La principal diferencia entre un hábito normal y una señal de alerta está en la intención y en la conexión con el entorno. Hablar solo de manera consciente puede servir para enfocarse, repasar tareas o regular emociones. En cambio, si una persona responde a voces que solo ella escucha, presenta un desvarío evidente, se aísla de los demás o no puede desarrollar sus actividades habituales, es recomendable buscar una evaluación profesional.
En torno a este comportamiento existen numerosos mitos, uno de los más extendidos es la idea de que “la gente que habla sola está loca”, una asociación que suele vincular automáticamente esta conducta con trastornos graves, cuando en realidad muchas personas lo hacen a diario sin que exista un problema de salud mental. También es frecuente pensar que solo ocurre en personas muy solas o sin vínculos sociales, algo que la especialista consideró incorrecto.

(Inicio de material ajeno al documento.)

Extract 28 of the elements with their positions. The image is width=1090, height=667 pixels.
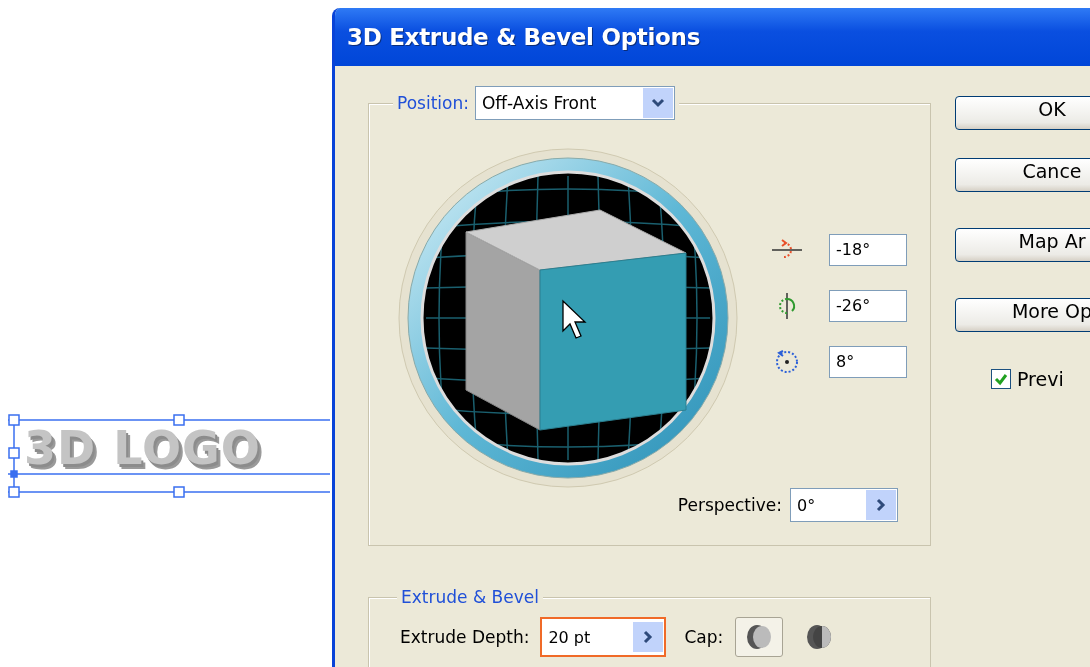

Otro aspecto que genera curiosidad es si hablar solo está relacionado con una mayor inteligencia. La psicología señala que no se trata de un indicador directo de genialidad, pero sí puede asociarse con una mayor eficiencia mental. Diversos estudios muestran que verbalizar lo que se está haciendo o buscando ayuda a concentrarse mejor y a resolver problemas con mayor rapidez, ya que al poner en palabras un pensamiento se activan más áreas del cerebro vinculadas al procesamiento de la información.
En la vida cotidiana, este diálogo interno puede actuar como una herramienta de autocontrol emocional, por ejemplo al decirse “respirá” o “tranquilizate” en un momento de tensión. Además, sirve para planificar actividades, recordar tareas y darse ánimo frente a un desafío físico o mental. Muchas personas también utilizan esta estrategia para reforzar recuerdos, como repetir en voz alta dónde dejaron un objeto importante.
Taboada destacó que si el autodiálogo se vuelve excesivo, alimenta pensamientos negativos repetitivos o desplaza el contacto con el entorno, puede favorecer el aislamiento, aumentar la ansiedad o la depresión e incluso provocar distracciones peligrosas en actividades como conducir o cruzar la calle.